"We want to have them back safe and sound. Their children, spouses, parents, siblings and loved ones are anxious and waiting for them to come home."

No word

The ICRC said it has not heard from the three captives since Monday.

Jesus Verzosa, head of the national police, said he has received information that the victims are unharmed but he declined to give more details.

"We are negotiating and we're trying our best to ensure the safety of the hostages as we have always been doing in other incidents," he said.

Police are co-ordinating closely with soldiers who are searching jungle territory in the interior of southern Jolo island for signs of the ICRC workers and their captors, he said.

Julasirim Kasi, police chief on Jolo, told Reuters news agency that the kidnapping was believed to be led by Albader Parad, a senior leader of the Abu Sayyaf group.

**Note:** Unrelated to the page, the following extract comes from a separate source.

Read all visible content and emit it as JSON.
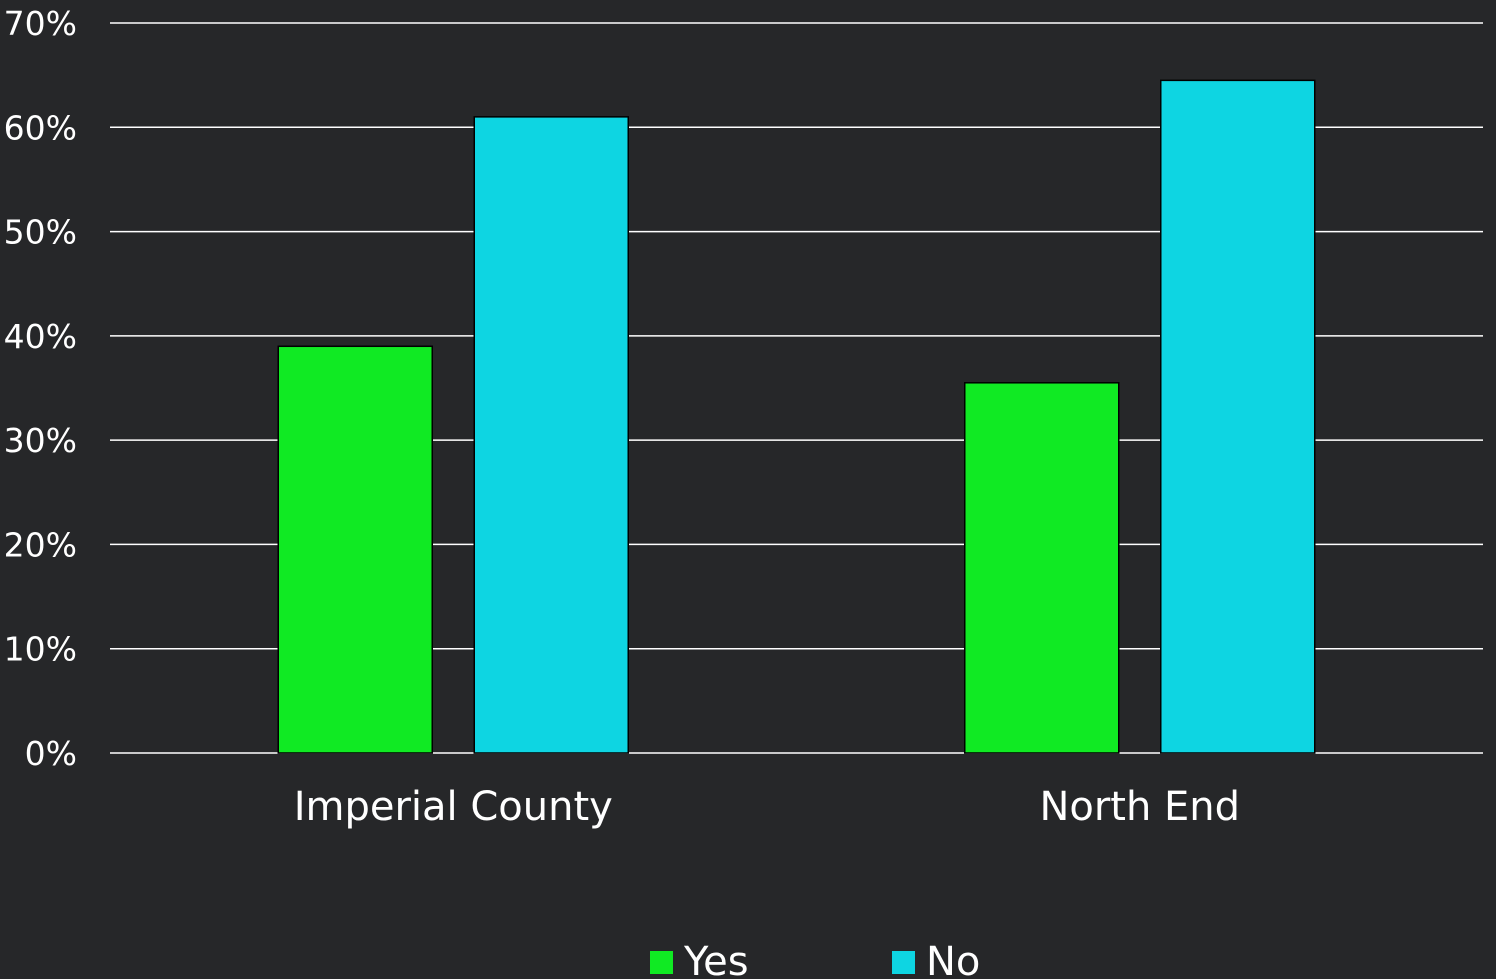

Abu Sayyaf, which has been linked to Jemaah Islamiyah (JI) and is believed to be sheltering people suspected of involvement in the 2002 Bali bombings, has a notorious reputation for kidnapping.

Jolo, a majority Muslim island about 950km south of Manila, was once portrayed as a success story in the Philippine military's battle to flush out the Abu Sayyaf but the group has since resumed kidnappings and decapitations.

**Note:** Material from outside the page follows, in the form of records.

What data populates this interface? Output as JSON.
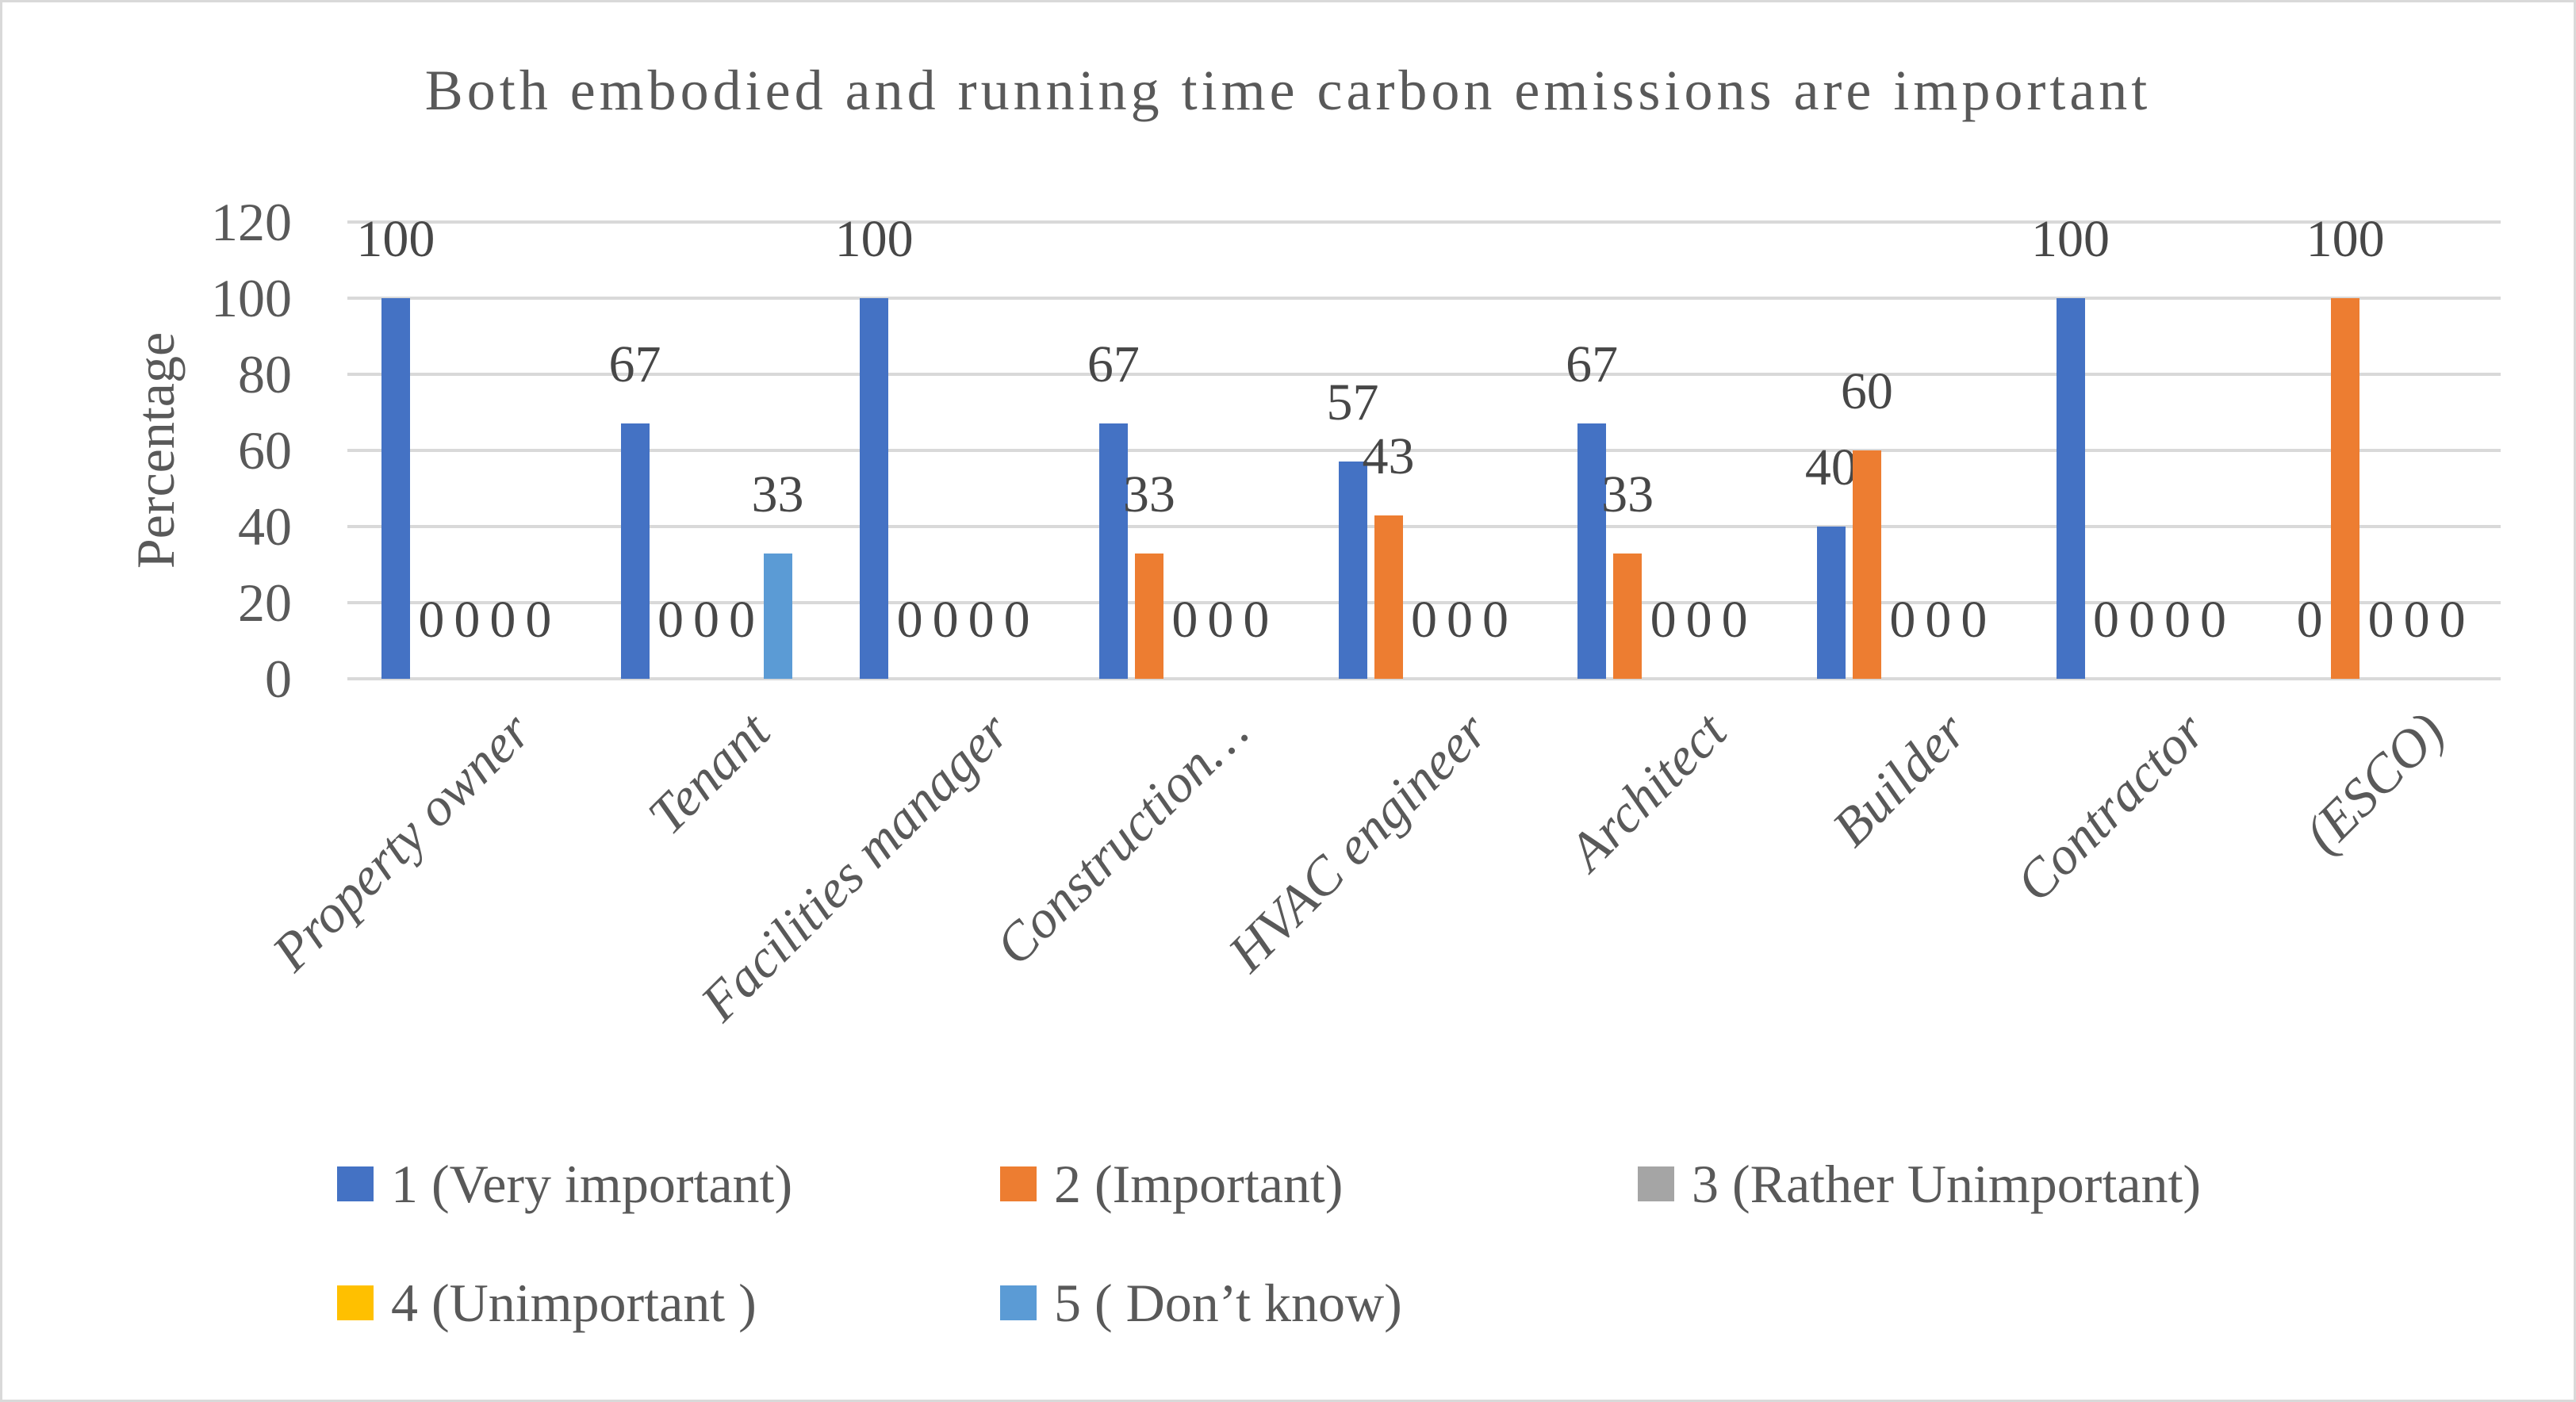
{
  "chart_data": {
    "type": "bar",
    "title": "Both embodied and running time carbon emissions are important",
    "xlabel": "",
    "ylabel": "Percentage",
    "ylim": [
      0,
      120
    ],
    "yticks": [
      0,
      20,
      40,
      60,
      80,
      100,
      120
    ],
    "grid": true,
    "legend_position": "bottom",
    "data_labels": true,
    "categories": [
      "Property owner",
      "Tenant",
      "Facilities manager",
      "Construction…",
      "HVAC engineer",
      "Architect",
      "Builder",
      "Contractor",
      "(ESCO)"
    ],
    "series": [
      {
        "name": "1 (Very important)",
        "color": "#4472C4",
        "values": [
          100,
          67,
          100,
          67,
          57,
          67,
          40,
          100,
          0
        ]
      },
      {
        "name": "2 (Important)",
        "color": "#ED7D31",
        "values": [
          0,
          0,
          0,
          33,
          43,
          33,
          60,
          0,
          100
        ]
      },
      {
        "name": "3 (Rather Unimportant)",
        "color": "#A5A5A5",
        "values": [
          0,
          0,
          0,
          0,
          0,
          0,
          0,
          0,
          0
        ]
      },
      {
        "name": "4 (Unimportant )",
        "color": "#FFC000",
        "values": [
          0,
          0,
          0,
          0,
          0,
          0,
          0,
          0,
          0
        ]
      },
      {
        "name": "5 ( Don’t know)",
        "color": "#5B9BD5",
        "values": [
          0,
          33,
          0,
          0,
          0,
          0,
          0,
          0,
          0
        ]
      }
    ]
  },
  "styles": {
    "text_color": "#595959",
    "data_label_color": "#474747",
    "gridline_color": "#D9D9D9",
    "axis_line_color": "#D9D9D9",
    "border_color": "#D9D9D9",
    "background": "#FFFFFF"
  }
}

Meanwhile, the military's relations with the locals have deteriorated due to operations that have forced villagers from their homes.

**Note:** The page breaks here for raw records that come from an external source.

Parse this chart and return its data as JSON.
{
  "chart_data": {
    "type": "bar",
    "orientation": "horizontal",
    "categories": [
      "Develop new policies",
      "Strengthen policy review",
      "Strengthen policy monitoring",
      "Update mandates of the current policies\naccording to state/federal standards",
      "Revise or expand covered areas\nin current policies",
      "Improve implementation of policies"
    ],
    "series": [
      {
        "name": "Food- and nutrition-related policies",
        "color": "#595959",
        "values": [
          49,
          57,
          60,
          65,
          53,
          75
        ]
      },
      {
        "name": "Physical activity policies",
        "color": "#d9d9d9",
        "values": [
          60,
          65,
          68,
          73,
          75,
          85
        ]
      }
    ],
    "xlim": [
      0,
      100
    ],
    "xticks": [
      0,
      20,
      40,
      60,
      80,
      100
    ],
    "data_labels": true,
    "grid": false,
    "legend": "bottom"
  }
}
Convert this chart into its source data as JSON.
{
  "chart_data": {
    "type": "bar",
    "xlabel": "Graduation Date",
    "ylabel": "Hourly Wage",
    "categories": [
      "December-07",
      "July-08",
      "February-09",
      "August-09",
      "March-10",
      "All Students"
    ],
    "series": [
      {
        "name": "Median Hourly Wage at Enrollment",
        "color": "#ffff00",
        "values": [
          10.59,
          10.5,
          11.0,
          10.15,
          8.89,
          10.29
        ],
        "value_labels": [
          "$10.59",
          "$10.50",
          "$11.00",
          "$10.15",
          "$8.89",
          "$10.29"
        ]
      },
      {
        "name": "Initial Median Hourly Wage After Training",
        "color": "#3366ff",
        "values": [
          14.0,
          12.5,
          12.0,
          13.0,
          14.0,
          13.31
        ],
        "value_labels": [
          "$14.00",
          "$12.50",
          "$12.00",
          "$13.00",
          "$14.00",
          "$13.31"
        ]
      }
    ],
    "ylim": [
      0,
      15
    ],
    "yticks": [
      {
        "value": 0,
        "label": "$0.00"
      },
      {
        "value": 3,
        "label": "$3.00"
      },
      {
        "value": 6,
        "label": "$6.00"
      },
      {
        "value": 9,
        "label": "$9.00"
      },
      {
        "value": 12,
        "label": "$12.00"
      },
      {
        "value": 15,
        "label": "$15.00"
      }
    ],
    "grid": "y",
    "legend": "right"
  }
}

Despite American military training and assistance, including dozens of US troops stationed in Jolo, Abu Sayyaf fighters have abducted several people on Jolo and nearby Basilan island in recent months.

So far, all the abductees have been released, usually after a ransom has been paid.

Philippine officials have said they believe the group is resorting to ransom kidnappings because it is running out of funds.